Could two sixth forms be coming to the rescue for a struggling college?

A three-way merger is on the cards to help secure the long-term future of a college that has been surviving on government bailouts.

City College Southampton, Itchen Sixth Form College and Richard Taunton Sixth Form have all agreed the move would be a “positive” step following a local area review by the FE Commissioner.

It comes six months after City College Southampton saw its second proposed merger, on that occasion with Eastleigh College, collapse at the eleventh hour.

The situation threatened the solvency of City College, which received an unknown amount of exceptional financial support from the Department for Education in 2018/19 to enable it to “continue in operation in the short term”.

In a joint statement, Sarah Stannard, principal at City College, Alex Scott, principal at Itchen, and Dr Liz Lee, principal at Richard Taunton said they are at the “very early stages” of the merger even being an option and there is no timescale in place for this to happen.

Further details about the move, whether that is closer collaboration or a merger, are expected to be released by the FE Commissioner in the coming weeks.

“All three colleges are already working together to share best practice in areas such as student support and safeguarding, and we will obviously continue with this close working relationship going forward,” the statement said.

“It is widely agreed that a formal merger between the three colleges would be positive for students and the communities they serve.

“Nationally colleges have been encouraged to merge to be as financially efficient as possible and if this were to happen in Southampton it would be in line with the wider national agenda.”

A spokesperson for the Department for Education said details of the potential merger and publication of the FE Commissioner’s local area review will be published “in due course”.

The merger with Eastleigh College was so close to completion that City College Southampton principal, Sarah Stannard, had already announced plans to stand down.

But the plug was pulled in March after the government refused a request for an unknown amount of funds from the Restructuring Facility – a £726 million pot of cash that is used to support college mergers that closed in September.

City College Southampton’s accounts for 2017/18 warned that if this merger failed, it would “require a standalone application to be approved to ensure it is able to continue operations into 2019/20” and it would have to “seek additional long-term funding from the ESFA in order to remain in existence in the long-term”.

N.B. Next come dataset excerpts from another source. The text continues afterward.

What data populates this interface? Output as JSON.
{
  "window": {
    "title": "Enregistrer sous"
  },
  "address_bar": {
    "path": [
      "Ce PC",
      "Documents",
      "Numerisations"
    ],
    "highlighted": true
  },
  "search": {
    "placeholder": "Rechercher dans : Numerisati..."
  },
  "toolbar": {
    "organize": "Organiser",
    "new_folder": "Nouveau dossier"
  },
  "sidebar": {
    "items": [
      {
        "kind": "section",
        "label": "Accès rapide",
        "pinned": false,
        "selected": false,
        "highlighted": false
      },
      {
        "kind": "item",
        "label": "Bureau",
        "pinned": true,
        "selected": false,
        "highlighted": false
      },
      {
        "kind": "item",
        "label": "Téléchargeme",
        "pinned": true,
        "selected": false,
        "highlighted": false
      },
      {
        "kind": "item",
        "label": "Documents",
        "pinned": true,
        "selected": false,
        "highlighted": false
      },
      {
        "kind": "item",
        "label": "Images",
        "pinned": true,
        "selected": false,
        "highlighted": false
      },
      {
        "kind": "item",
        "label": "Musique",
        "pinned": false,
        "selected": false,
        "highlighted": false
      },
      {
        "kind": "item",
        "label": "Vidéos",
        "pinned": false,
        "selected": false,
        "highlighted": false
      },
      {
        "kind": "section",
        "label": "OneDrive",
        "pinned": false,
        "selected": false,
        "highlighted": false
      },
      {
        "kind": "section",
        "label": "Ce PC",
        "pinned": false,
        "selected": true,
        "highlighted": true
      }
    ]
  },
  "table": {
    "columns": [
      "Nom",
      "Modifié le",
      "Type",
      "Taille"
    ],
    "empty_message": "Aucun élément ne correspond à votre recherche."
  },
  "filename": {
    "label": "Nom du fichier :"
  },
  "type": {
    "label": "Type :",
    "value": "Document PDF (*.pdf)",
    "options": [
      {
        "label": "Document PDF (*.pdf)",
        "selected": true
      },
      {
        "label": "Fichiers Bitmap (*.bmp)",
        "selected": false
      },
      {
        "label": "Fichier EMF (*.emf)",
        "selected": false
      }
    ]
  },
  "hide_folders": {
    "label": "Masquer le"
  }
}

The DfE has made clear there will be no more long-term bailouts available to colleges following the introduction of the insolvency regime on January 31, which will allow colleges to go bust for the first time.

City College Southampton owes Santander over £6 million. A spokesperson for the bank told FE Week in March it would “remain supportive” despite the situation.

The college’s first merger attempt, with Southampton Solent University, fell through in 2017, after the move had been recommended in the Solent Area Review.

City College, which is rated ‘requires improvement’ by Ofsted, has seen its financial health deteriorate to ‘inadequate’ in recent years.

Its 2017/18 accounts show that its cash deficit deepened from £257,000 to £585,000. The college teaches around 5,000 students.

The joint statement from the principals at City College, Itchen and Richard Taunton said: “Whatever structure the colleges may take in the future, our number one focus remains to ensure that young people and adult learners in Southampton have the best possible further education provision and opportunities to learn the skills they need to be successful in their chosen careers.”